でもその三日目が終わろうとする頃には、猛烈な暑さが
その友人の死体に当然の効果を及ぼしていった。
このまま放置しておくことはできませんと部下たちは言った。はっと我に戻り、
野営天幕を出ると、彼はホメロスの書を取り出してひもとき、そのページを
繰った。そしてようやく命令を与えた。そこに記述されている
パトロクロスのための葬儀を、一字一句そのままに躊躇すべしと。
彼はクレイトスのために可能なかぎり盛大な葬式を出してやりたかったのだ。
そして薪に火がつけられ、通夜のワインの碗が彼のもとにまわされたときに
何が起こったかって? そんなことあえて言うまでも
ないでしょう。彼は思い切り飲んだくれ、酔いつぶれて
しまったのだ。
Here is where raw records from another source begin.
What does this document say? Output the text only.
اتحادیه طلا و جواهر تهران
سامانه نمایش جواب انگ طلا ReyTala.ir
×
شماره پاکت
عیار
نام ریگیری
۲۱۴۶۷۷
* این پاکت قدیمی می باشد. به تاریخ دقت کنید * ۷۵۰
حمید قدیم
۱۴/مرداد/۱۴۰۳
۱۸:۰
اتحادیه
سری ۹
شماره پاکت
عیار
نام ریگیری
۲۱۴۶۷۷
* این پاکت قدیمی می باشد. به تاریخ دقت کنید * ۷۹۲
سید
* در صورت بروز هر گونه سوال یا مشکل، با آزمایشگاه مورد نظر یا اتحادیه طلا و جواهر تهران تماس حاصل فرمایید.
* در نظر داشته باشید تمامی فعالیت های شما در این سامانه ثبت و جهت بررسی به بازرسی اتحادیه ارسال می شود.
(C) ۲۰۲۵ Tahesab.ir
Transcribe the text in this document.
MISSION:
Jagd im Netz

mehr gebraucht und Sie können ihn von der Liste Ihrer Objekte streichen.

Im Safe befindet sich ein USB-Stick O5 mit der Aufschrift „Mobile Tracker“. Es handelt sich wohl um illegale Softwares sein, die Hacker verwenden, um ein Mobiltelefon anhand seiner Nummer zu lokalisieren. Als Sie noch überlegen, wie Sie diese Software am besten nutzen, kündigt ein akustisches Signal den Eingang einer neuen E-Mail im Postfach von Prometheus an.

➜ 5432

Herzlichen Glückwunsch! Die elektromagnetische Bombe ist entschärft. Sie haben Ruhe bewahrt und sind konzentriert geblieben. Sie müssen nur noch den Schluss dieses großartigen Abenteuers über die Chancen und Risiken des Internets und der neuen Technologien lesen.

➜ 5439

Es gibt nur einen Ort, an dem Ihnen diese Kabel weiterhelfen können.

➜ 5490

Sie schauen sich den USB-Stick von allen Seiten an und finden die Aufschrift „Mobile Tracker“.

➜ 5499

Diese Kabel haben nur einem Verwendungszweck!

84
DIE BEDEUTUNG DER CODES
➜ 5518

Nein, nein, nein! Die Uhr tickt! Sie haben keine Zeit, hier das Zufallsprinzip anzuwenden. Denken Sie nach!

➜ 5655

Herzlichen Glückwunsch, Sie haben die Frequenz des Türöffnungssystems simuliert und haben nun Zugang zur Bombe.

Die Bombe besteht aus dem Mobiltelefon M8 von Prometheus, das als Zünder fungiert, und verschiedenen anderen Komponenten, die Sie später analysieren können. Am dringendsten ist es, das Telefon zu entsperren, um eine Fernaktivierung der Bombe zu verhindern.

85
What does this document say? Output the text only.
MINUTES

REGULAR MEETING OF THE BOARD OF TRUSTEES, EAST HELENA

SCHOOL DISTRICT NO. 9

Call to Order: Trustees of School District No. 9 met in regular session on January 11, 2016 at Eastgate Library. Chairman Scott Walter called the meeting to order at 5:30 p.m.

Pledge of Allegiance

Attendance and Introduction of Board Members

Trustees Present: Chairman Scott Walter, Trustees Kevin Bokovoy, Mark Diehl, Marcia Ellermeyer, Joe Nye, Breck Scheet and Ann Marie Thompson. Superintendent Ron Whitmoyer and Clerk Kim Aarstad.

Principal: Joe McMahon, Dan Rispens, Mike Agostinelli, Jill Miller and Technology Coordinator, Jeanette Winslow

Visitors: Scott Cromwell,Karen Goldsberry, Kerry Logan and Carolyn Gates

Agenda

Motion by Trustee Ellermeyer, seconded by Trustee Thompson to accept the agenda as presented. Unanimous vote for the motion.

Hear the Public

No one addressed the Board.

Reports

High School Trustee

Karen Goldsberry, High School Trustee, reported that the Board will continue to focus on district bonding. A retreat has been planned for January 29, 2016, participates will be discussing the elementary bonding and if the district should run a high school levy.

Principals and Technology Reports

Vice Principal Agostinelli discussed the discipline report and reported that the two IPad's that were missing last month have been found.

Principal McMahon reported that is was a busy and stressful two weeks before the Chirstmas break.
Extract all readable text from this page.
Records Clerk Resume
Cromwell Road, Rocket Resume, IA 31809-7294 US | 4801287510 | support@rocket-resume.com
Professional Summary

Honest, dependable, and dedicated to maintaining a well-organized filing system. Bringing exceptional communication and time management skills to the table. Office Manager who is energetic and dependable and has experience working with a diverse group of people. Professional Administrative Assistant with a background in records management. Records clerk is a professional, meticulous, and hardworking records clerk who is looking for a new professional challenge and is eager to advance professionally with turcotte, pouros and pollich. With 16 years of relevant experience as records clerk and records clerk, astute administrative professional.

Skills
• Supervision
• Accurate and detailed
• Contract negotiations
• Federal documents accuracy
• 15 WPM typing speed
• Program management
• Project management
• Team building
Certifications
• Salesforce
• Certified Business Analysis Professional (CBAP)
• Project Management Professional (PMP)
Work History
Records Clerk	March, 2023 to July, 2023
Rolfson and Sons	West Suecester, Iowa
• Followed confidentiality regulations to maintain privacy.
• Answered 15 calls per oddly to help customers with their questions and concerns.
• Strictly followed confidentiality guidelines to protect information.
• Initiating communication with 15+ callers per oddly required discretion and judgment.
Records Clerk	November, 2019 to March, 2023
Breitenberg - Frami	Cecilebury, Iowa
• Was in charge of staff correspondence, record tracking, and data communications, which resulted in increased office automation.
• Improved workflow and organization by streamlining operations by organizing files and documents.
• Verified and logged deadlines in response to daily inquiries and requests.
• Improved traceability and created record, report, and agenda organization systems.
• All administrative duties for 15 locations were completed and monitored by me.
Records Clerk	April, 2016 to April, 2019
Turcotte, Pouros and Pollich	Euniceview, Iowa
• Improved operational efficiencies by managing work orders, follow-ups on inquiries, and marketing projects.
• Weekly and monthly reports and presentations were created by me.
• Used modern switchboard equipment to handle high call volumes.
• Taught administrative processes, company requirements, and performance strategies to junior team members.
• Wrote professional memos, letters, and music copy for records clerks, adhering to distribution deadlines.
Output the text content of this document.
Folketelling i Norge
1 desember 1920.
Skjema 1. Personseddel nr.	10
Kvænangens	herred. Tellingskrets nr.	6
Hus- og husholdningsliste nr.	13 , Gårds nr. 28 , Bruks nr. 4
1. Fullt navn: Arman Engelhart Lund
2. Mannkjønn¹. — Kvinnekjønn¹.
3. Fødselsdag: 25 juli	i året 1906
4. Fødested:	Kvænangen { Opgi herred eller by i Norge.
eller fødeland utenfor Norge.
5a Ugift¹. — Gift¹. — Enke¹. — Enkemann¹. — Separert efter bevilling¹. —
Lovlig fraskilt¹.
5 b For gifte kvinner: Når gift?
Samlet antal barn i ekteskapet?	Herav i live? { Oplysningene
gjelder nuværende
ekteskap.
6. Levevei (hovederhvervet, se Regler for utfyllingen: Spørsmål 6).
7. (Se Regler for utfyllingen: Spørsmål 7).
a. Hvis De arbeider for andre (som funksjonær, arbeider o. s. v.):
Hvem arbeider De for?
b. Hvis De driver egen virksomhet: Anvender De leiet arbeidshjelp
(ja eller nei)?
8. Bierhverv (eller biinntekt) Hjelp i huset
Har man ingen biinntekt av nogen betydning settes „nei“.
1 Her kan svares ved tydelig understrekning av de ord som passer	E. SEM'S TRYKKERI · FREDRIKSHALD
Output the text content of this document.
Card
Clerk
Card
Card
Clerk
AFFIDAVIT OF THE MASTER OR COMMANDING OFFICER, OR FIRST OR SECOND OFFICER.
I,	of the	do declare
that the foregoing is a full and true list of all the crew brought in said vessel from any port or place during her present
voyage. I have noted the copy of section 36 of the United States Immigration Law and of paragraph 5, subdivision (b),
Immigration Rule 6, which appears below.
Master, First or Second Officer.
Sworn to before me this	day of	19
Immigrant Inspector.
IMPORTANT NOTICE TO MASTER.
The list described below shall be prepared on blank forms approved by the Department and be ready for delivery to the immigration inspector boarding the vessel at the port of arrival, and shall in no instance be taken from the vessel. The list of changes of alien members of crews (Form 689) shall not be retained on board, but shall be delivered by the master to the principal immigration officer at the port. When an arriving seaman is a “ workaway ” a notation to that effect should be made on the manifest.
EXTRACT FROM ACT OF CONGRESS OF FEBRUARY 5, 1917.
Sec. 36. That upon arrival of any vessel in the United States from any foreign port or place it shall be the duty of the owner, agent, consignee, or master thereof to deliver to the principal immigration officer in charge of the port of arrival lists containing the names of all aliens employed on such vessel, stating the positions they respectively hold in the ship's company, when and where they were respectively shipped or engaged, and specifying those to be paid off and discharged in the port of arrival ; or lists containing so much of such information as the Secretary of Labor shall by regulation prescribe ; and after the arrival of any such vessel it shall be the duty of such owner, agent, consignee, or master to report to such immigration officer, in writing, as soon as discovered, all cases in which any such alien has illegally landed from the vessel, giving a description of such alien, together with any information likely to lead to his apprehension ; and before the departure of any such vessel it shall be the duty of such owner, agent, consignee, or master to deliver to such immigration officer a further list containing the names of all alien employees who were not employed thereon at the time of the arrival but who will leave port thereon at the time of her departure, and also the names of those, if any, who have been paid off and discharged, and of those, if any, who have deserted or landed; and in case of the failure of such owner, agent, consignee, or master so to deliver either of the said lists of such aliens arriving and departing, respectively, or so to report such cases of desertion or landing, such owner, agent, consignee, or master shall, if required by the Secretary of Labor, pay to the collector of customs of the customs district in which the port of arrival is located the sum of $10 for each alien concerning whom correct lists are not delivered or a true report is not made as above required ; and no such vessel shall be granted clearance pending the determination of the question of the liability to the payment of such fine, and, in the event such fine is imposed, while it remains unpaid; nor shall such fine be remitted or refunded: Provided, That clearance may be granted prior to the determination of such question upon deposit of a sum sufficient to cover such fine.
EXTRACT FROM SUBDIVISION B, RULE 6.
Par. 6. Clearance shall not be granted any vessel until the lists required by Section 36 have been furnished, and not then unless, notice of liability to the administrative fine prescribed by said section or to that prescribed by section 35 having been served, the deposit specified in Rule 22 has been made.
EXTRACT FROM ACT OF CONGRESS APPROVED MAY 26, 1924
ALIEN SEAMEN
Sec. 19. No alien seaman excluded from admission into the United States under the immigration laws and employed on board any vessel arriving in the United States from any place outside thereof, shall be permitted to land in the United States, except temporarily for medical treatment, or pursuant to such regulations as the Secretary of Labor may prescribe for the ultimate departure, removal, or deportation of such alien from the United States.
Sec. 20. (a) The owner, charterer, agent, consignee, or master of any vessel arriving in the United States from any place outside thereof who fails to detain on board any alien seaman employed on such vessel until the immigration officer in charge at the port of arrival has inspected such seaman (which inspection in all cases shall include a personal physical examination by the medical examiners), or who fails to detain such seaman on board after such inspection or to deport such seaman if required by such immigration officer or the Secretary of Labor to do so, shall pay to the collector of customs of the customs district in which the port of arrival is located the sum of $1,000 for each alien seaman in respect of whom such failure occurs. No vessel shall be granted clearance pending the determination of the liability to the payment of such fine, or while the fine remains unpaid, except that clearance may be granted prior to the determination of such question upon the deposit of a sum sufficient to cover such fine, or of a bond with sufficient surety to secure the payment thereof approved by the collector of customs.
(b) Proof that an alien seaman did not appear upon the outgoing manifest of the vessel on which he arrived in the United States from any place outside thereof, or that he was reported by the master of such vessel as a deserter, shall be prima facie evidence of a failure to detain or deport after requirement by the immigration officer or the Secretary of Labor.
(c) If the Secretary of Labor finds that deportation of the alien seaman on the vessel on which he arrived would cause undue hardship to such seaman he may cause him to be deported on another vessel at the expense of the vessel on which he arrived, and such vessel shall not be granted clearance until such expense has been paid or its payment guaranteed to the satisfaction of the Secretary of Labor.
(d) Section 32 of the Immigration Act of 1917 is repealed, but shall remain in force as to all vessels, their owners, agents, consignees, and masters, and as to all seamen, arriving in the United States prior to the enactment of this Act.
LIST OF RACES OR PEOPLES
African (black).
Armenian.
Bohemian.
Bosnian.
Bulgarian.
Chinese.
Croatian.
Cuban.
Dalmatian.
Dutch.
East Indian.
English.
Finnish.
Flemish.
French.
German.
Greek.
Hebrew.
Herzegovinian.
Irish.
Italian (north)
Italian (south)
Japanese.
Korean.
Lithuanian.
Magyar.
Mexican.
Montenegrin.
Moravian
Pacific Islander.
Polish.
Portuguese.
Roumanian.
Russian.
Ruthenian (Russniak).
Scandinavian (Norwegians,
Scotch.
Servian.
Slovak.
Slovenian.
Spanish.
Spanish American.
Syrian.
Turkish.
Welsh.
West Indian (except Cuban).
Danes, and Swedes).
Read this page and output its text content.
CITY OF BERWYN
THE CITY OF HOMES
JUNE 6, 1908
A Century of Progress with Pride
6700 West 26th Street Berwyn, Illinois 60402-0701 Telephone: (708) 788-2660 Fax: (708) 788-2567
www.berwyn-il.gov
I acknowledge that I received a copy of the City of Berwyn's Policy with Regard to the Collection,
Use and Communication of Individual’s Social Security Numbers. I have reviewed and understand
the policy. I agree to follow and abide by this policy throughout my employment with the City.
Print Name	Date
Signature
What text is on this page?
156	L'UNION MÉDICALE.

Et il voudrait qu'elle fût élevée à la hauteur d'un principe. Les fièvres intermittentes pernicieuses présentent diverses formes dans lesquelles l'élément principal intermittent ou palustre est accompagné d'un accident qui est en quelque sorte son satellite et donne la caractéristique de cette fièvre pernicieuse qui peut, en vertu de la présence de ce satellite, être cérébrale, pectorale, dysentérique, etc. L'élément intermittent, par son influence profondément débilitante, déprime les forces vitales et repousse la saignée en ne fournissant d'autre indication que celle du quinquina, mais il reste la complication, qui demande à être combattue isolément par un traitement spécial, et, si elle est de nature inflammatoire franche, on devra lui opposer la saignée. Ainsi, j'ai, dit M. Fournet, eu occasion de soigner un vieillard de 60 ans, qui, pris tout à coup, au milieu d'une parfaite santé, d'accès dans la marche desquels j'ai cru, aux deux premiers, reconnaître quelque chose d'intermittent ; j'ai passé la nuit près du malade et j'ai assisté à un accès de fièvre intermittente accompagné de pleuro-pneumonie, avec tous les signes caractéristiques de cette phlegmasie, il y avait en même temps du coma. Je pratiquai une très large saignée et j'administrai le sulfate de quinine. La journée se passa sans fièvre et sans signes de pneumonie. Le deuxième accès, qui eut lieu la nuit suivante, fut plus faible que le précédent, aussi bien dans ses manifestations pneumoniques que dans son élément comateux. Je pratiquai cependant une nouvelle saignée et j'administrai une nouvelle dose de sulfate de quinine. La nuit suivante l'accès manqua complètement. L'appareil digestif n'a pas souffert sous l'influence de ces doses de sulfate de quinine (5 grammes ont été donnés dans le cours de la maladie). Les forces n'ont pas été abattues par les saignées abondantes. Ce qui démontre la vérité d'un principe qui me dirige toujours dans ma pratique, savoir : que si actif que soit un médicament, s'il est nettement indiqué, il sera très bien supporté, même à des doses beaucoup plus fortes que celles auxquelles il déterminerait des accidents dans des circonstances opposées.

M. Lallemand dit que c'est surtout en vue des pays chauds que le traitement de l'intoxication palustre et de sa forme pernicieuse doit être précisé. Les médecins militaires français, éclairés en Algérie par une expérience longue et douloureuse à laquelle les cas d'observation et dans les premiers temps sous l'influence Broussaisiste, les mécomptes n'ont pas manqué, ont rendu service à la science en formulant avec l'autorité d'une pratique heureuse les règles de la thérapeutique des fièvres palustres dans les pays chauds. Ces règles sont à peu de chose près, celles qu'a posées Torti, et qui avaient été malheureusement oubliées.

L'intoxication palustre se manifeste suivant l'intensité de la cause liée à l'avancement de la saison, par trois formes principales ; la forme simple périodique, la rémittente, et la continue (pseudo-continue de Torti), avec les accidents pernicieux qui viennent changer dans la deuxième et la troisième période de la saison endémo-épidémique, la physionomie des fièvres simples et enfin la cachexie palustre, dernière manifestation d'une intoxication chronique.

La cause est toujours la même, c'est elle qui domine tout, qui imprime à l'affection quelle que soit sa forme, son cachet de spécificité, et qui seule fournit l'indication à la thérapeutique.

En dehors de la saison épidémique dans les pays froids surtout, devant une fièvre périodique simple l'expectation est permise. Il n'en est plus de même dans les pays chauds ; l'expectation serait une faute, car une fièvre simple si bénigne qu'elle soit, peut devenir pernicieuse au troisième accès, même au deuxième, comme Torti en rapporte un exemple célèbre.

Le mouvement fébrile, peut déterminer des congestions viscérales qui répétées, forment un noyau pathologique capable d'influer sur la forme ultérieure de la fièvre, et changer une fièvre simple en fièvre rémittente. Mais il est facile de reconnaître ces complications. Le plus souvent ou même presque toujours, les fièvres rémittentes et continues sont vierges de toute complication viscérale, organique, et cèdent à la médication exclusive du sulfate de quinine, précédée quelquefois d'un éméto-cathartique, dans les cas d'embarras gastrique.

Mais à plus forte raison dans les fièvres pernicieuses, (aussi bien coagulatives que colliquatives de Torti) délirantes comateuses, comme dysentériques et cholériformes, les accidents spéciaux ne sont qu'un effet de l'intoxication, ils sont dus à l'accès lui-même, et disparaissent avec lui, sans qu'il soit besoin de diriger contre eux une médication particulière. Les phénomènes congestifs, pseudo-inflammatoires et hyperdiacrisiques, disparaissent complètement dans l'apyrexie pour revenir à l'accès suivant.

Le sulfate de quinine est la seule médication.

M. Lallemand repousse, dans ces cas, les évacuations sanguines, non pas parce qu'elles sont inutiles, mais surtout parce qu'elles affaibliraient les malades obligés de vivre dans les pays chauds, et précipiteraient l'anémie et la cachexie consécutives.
部下たちは彼を担いでテントまで運び、そして
持ちあげてベッドに放り込まねばならなかった。


いらない

テーブルに空席が見える。
誰の席だ? 決まってるよね。つまらないことは言うまい。
船が待っている。オールもいらないし、
風もいらない。キイはいつものところに
置いてきたよ。どこだかわかるよね?
僕のこと、僕らが一緒にやったこと、みんな覚えていてくれ。
さあ、強く抱きしめてくれ。そうだよ、唇にしっかりと
キスしてくれ。さあ、僕はもうそろそろ
行かなくちゃ。もう出ていく時間だ。
この世では、僕らはもう二度と会うことはない。
だから、さよならのキスをしよう。
もう一回。それでいいよ。それでもう十分。
さあ、僕はもうほんとうに行かなくては。
旅路に向かうときがやってきたんだよ。